J is for Jack Skellington: Pagan Blog Project 2013

(Note: this post was actually published on September 19, 2013. I’m placing it here for purposes of searchability.)

I was totally a pagan as a child. Fortunately for me, I didn’t know the word pagan–it might have upset my fundamentalist parents. But semantics aside, I was pagan. I felt the woods as a very alive place. I believed in magic and I was pretty sure there were fairies, and I didn’t think they were much like tinker bell.

As I entered the puberty years this awareness intensified. In junior high I had deja vu a few times a month, I had bizarre dreams about people that sometimes came true, I often thought I heard people say things out loud that they had been thinking but hadn’t verbalized. I frequently picked up on other people’s true feelings, the ones they didn’t want other people to know about. Sometimes this kind of perception made life a little confusing. Of course it wasn’t like in a movie or book where the voices or visions or whatever are so strong that they make it difficult to function day to day. It was all a lot more subtle than that, and because I didn’t know how to hone my abilities, the feelings and visions were usually blurry and indistinct.

Which was why I spent a lot of time reading fantasy novels and watching fantasy movies: in fiction, people who had abilities they didn’t understand usually found teachers, and almost always became powerful. I had no one to talk to about them besides my friends–who were also ill informed and sometimes made things up.

In high school I caved in to parental pressure and fear of hell and got religion. I became one of those kids who carry bibles everywhere and wear Christian t-shirts.

I didn’t have many friends.

And I got the idea that psychic abilities were either fake, or were tools of the devil, and I suppressed mine. I didn’t just suppress them, I buried them in a deep dark hole and then piled boulders on top, and poured cement over the boulders. If I did manage to have a flash of intuition, I decided it was god telling me something, and my mother accepted that explanation and didn’t freak out when I said I shouldn’t go on a class trip because I had a bad feeling about it.

Freshman year of college I immersed myself in religious activities and stopped reading fantasy novels. Magic of any kind was out the window.

Then The Nightmare Before Christmas came out, I think during my Sophomore year. I thought, “Oh a kids Halloween movie! It will be FUN!”

And it was.

But also . . . there’s that bit at the beginning where Jack Skellington is brought out on the back of a straw horse, dressed like a scarecrow with a pumpkin head. His body on fire, he leaps from the horse into the fountain and emerges as himself. Something about that moment awakened–or perhaps re-awakened–something in me, some kind of inarticulate knowing. And as the movie progressed, the dark beauty of the animation, the poignant emotion present under all the singing and silliness, really got to me. I experienced feelings I’d been pushing away since my freshman year of high school.

I couldn’t explain what I felt. Now I’d call it an awareness of the presence of magic in the world, of the shift of energy in the months between Halloween and New Year’s Day, of the thinning of the veil and the presence of spirit.

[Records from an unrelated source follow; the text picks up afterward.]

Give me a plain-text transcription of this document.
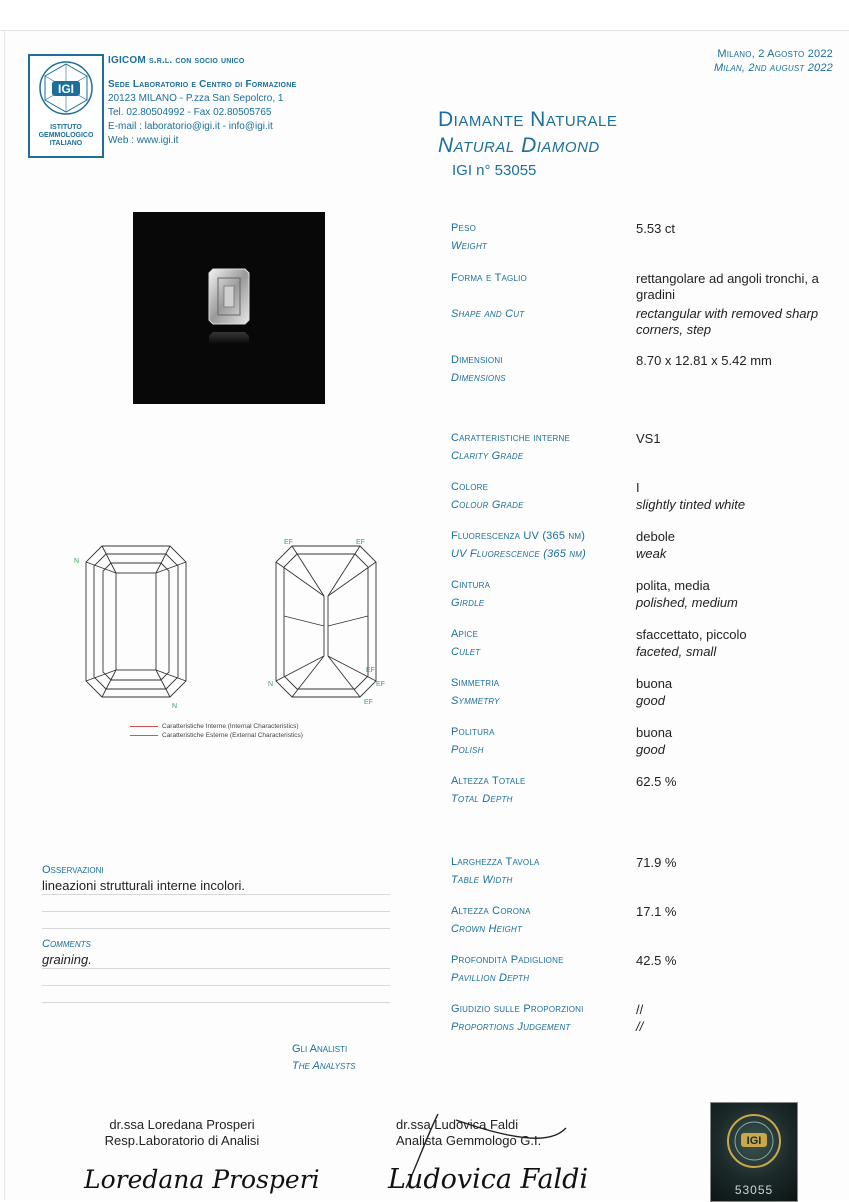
IGI
ISTITUTO
GEMMOLOGICO
ITALIANO
IGICOM s.r.l. con socio unico
Sede Laboratorio e Centro di Formazione
20123 MILANO - P.zza San Sepolcro, 1
Tel. 02.80504992 - Fax 02.80505765
E-mail : laboratorio@igi.it - info@igi.it
Web : www.igi.it
Milano, 2 Agosto 2022
Milan, 2nd august 2022
Diamante Naturale
Natural Diamond
IGI n° 53055
Peso
Weight
5.53 ct
Forma e Taglio
Shape and Cut
rettangolare ad angoli tronchi, a gradini
rectangular with removed sharp corners, step
Dimensioni
Dimensions
8.70 x 12.81 x 5.42 mm
Caratteristiche interne
Clarity Grade
VS1
Colore
Colour Grade
I
slightly tinted white
Fluorescenza UV (365 nm)
UV Fluorescence (365 nm)
debole
weak
Cintura
Girdle
polita, media
polished, medium
Apice
Culet
sfaccettato, piccolo
faceted, small
Simmetria
Symmetry
buona
good
Politura
Polish
buona
good
Altezza Totale
Total Depth
62.5 %
Larghezza Tavola
Table Width
71.9 %
Altezza Corona
Crown Height
17.1 %
Profondità Padiglione
Pavillion Depth
42.5 %
Giudizio sulle Proporzioni
Proportions Judgement
//
//
N
N
N
EF	EF
EF
EF
EF
Caratteristiche Interne (Internal Characteristics)
Caratteristiche Esterne (External Characteristics)
Osservazioni
lineazioni strutturali interne incolori.
Comments
graining.
Gli Analisti
The Analysts
dr.ssa Loredana Prosperi
Resp.Laboratorio di Analisi
Loredana Prosperi
dr.ssa Ludovica Faldi
Analista Gemmologo G.I.
Ludovica Faldi
IGI
53055
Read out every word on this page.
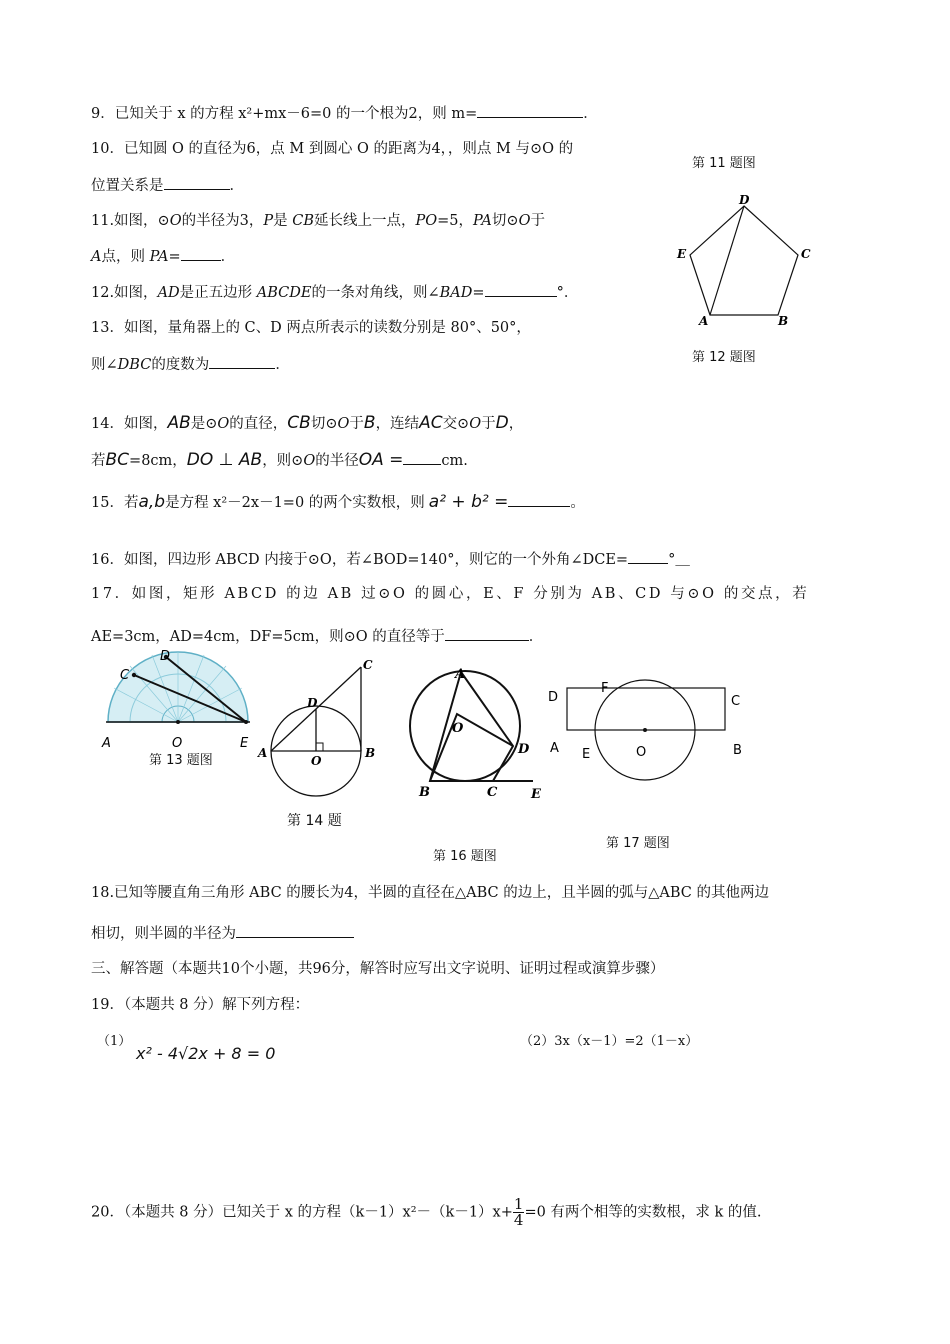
9．已知关于 x 的方程 x²+mx－6=0 的一个根为2，则 m=	．
10．已知圆 O 的直径为6，点 M 到圆心 O 的距离为4，，则点 M 与⊙O 的
位置关系是	．
11.如图，⊙O的半径为3，P是 CB延长线上一点，PO=5，PA切⊙O于
A点，则 PA=	．
12.如图，AD是正五边形 ABCDE的一条对角线，则∠BAD=	°．
13．如图，量角器上的 C、D 两点所表示的读数分别是 80°、50°，
则∠DBC的度数为	．
第 11 题图
D
E	C
A	B
第 12 题图
14．如图，AB是⊙O的直径，CB切⊙O于B，连结AC交⊙O于D，
若BC=8cm，DO ⊥ AB，则⊙O的半径OA =	cm.
15．若a,b是方程 x²－2x－1=0 的两个实数根，则 a² + b² =	。
16．如图，四边形 ABCD 内接于⊙O，若∠BOD=140°，则它的一个外角∠DCE=	°＿
17．如图，矩形 ABCD 的边 AB 过⊙O 的圆心，E、F 分别为 AB、CD 与⊙O 的交点，若
AE=3cm，AD=4cm，DF=5cm，则⊙O 的直径等于	．
D
C
A	O	E
第 13 题图
C
D
A
O
B
第 14 题
A
O
D
B	C	E
第 16 题图
D
F
C
A E	O	B
第 17 题图
18.已知等腰直角三角形 ABC 的腰长为4，半圆的直径在△ABC 的边上，且半圆的弧与△ABC 的其他两边
相切，则半圆的半径为
三、解答题（本题共10个小题，共96分，解答时应写出文字说明、证明过程或演算步骤）
19．（本题共 8 分）解下列方程：
（1）
x² - 4√2x + 8 = 0
（2）3x（x－1）=2（1－x）
20．（本题共 8 分）已知关于 x 的方程$(k-1)x^2-(k-1)x+ \frac{1}{4} =0$ 有两个相等的实数根，求 k 的值.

It’s not like the movie turned me pagan. It’s just that it got me back in touch with some important energies, and was part of the journey to finding my spiritual place.

I know The Nightmare Before Christmas isn’t a pagan movie. Though I find Jack Skellington reminiscent of some kind of Lord of Death or Harvest King, as far as I can remember there aren’t any overt references in the film to either neo-paganism or ancient paganism.

Still. Jack Skellington is a ringleader of spirits that walk the earth on Halloween, filling us with fear of the things that go bump in the night. His character, and all the characters, touched on my childhood feelings about the season. Yes, it’s frightening, but there’s also a mysterious beauty in the dark. Those shadows have their purpose–one we might not completely understand, but which shapes our lives in significant ways.

So Jack and company will always be important to me, part of the large family of messengers who pointed me toward my spiritual home.